[5NL] JJ, IP, 3bet pot, river spot.

[spoonitnow]

I think you're drastically overestimating how hard it is to learn basic algebra. If you can add, subtract, multiply and divide, then you're already like 90% there. Just learn how to use variables and you're good.

[Cobra_1878]

I think you're drastically overestimating how hard it is to learn basic algebra. If you can add, subtract, multiply and divide, then you're already like 90% there. Just learn how to use variables and you're good.

Can you answer the FD question for me please.

I just had a look at the link that DoubleJ posted and I was so far off from the right answer in the first example it was unbelievable.

[spoonitnow]

Can you answer the FD question for me please.

I just had a look at the link that DoubleJ posted and I was so far off from the right answer in the first example it was unbelievable.
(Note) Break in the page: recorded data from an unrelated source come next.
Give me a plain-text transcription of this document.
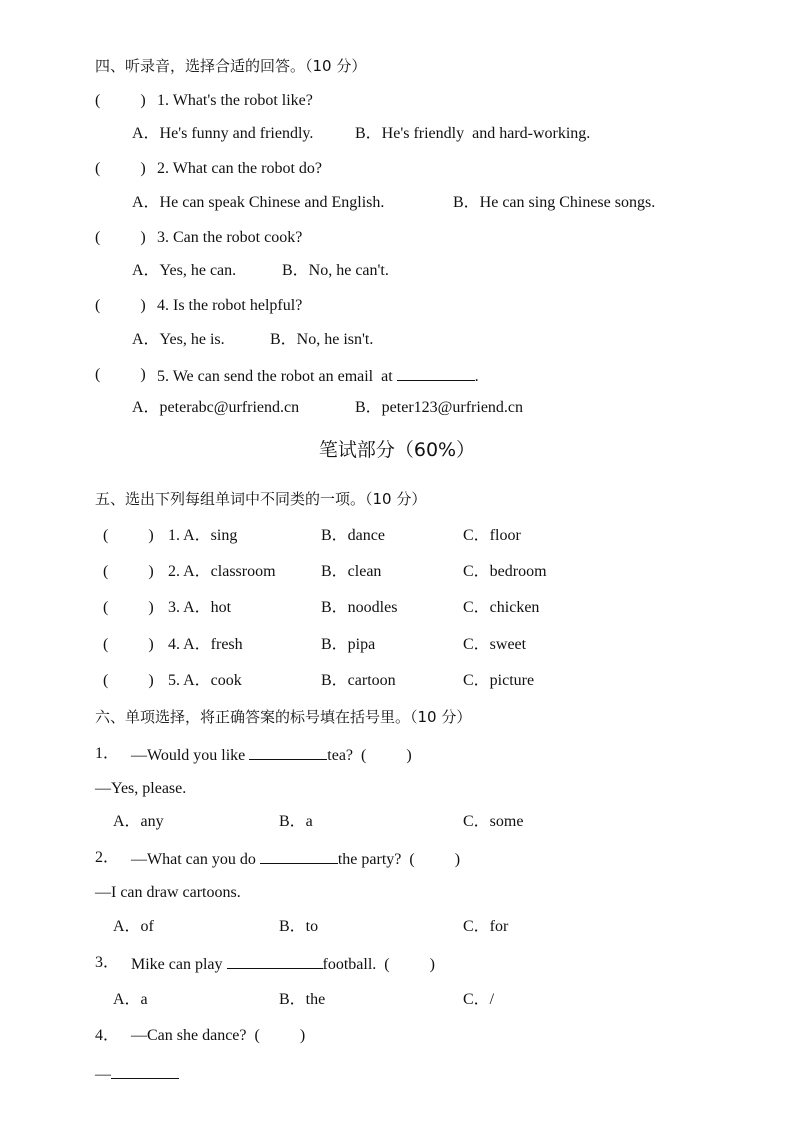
四、听录音，选择合适的回答。（10 分）
(          ) 1. What's the robot like?
A．He's funny and friendly.	B．He's friendly  and hard-working.
(          ) 2. What can the robot do?
A．He can speak Chinese and English.	B．He can sing Chinese songs.
(          ) 3. Can the robot cook?
A．Yes, he can.	B．No, he can't.
(          ) 4. Is the robot helpful?
A．Yes, he is.	B．No, he isn't.
(          ) 5. We can send the robot an email  at	.
A．peterabc@urfriend.cn	B．peter123@urfriend.cn
笔试部分（60%）
五、选出下列每组单词中不同类的一项。（10 分）
(          ) 1. A．sing	B．dance	C．floor
(          ) 2. A．classroom	B．clean	C．bedroom
(          ) 3. A．hot	B．noodles	C．chicken
(          ) 4. A．fresh	B．pipa	C．sweet
(          ) 5. A．cook	B．cartoon	C．picture
六、单项选择，将正确答案的标号填在括号里。（10 分）
1． —Would you like	tea?  (          )
—Yes, please.
A．any	B．a	C．some
2． —What can you do	the party?  (          )
—I can draw cartoons.
A．of	B．to	C．for
3． Mike can play	football.  (          )
A．a	B．the	C．/
4． —Can she dance?  (          )
—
Yeah you're pretty far off. It depends on the pot size and everything as far as exact numbers go, but you've got to take into account how much you'll pay them off on average and what kind of odds you're giving them. Quick example to show you what I mean, but say the pot is $3 with $4 stacks. If you bet $1, then they're getting 4:1 right away (they're calling $1 with a pot that's now $4). The basic thing that algebra does is allow you to take all of these unknowns into account without making things too complicated.

[Cobra_1878]

Yeah you're pretty far off. It depends on the pot size and everything as far as exact numbers go, but you've got to take into account how much you'll pay them off on average and what kind of odds you're giving them. Quick example to show you what I mean, but say the pot is $3 with $4 stacks. If you bet $1, then they're getting 4:1 right away (they're calling $1 with a pot that's now $4). The basic thing that algebra does is allow you to take all of these unknowns into account without making things too complicated.

I figured I was wrong but thought I would give it a shot.

I meant could you show me how to answer that question in full, using a specific made up example.

There doesn't have to be unknowns though. If you used a specific example then you would have all the info you needed and there would be no need for algebra right?

[spoonitnow]

I figured I was wrong but thought I would give it a shot.

I meant could you show me how to answer that question in full, using a specific made up example.

There doesn't have to be unknowns though. If you used a specific example then you would have all the info you needed and there would be no need for algebra right?

This example is going to take a lot longer to do because I'm going to try to break down the thought process. If you were given this situation and had to solve it, you could do so in about 30-45 seconds with a very basic understanding of algebra.

Say the pot is $2 with $4 left behind on the turn. We're heads-up with a hand like top pair, top kicker. Villain has 9 outs, so 9/46 chance to hit on the river. We're betting X on the turn with the assumption that he's calling. Say that we're always going to pay off a river shove no matter what for the sake of this example. Then on the river, we're going to be calling $4 - X since that's how much he'll have left in his stack ($4 stack on the turn minus the X turn bet).

A total of 9/46 of the time, Villain is going to win the $2 pot on the turn, the X bet on the turn that he called, and the $4 - X bet on the river that we call. However, the other 37/46 of the time, he just loses his X bet on the turn that he called. We can say that our EV of the turn bet with these assumptions is defined with this equation:

EV = (9/46)(2 + X + (4 - X)) + (37/46)(-X)

We want to know what bet size (X) will make our EV zero. We want to know this because it tells us the smallest amount that we can bet:

(9/46)(2 + X + (4 - X)) + (37/46)(-X) = 0

Now we'll use basic rules of algebra to rearrange the equation so that we have X = some number.

(9/46)(2 + X + (4 - X)) + (37/46)(-X) = 0

I'll skip what those steps are for now, but we find out the X = $1.46 in this particular scenario.

To give another quick example to put this into perspective: If the original pot was $3 instead of $2, then X would be $1.70. That makes sense because we have to bet more to give our opponent worse odds.


Edit: Most people are intimidated by algebra because letters (variables) are used in equations. All you need to know about them is that they are placeholders for numbers that we don't know yet. You go ahead and write out the equations that you need with the variables in them, and then you can manipulate things to figure out what the variables are. That's all that there is to algebra, and it just requires addition, subtraction, multiplication and division along with a few basic ideas that show you how to move stuff around in a productive way to get what you want.

Edit #2: If you don't understand 100% where the EV equation came from, that's fine. I show how to do that in my thread called something like the mathematics of EV.